A comparative approach was used to evaluate semen cooling rates, thawing rates and freezing volume on the cryosurvival of avian sperm. Turkey (Meleagris gallopavo) and sandhill crane (Grus canadensis) sperm were cryopreserved with dimethylacetamide (DMA) concentrations ranging from 6% to 26%. Experiments evaluated the efficacy of (1) rapid, moderate and slow cooling rates, (2) rapid and slow thawing rates, and (3) final volume of semen frozen (0.2 mL compared to 0.5 mL). For crane sperm only, additional experiments were conducted to evaluate the effect of sucrose on cryosurvival. The functionality of frozen/thawed crane sperm was evaluated by fertility trials. For all studies, sperm viability was assessed using the nigrosin-eosin stain. Higher percentages of crane and turkey sperm maintained intact membranes when frozen with moderate or slow cooling rates compared to rapid cooling rates (P<0.05), regardless of DMA concentration. Turkey sperm viability was not affected by thawing rate at any DMA concentration (P>0.05). Crane sperm viability was only affected by thawing rate for the 24% DMA treatment, where moderate thawing was better than slow thawing (P<0.05).

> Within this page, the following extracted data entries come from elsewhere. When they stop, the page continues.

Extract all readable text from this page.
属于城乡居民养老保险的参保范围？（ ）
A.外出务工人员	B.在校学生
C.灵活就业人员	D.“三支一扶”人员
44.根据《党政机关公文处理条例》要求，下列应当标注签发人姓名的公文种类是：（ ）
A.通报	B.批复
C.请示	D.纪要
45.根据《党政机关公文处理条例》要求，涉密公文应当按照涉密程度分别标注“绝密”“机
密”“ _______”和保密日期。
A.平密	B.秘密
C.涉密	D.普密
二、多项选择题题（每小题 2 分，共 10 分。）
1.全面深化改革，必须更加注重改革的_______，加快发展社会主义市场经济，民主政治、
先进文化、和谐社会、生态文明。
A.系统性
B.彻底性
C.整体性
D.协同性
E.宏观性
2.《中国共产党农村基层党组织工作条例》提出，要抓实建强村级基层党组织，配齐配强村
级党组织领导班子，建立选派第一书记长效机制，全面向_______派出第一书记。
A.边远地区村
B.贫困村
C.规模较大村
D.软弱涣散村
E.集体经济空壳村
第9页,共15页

Sperm viability was not affected by the semen volume used for freezing for either species (P>0.05). The percentage of membrane-intact crane sperm at lower DMA concentrations was improved by addition of 0.1M sucrose (P<0.05) but not 0.29 M NaCl. The mean fertility rate from frozen/thawed crane semen was 57.5%, and 71.4% of the fertile eggs hatched. The viability of crane sperm was always greater than turkey sperm, regardless of cooling rate, thawing rate or volume of semen frozen. These data verify avian-specific differences in sperm cryosurvival, further emphasize the need for species specific studies to optimize cryopreservation protocols.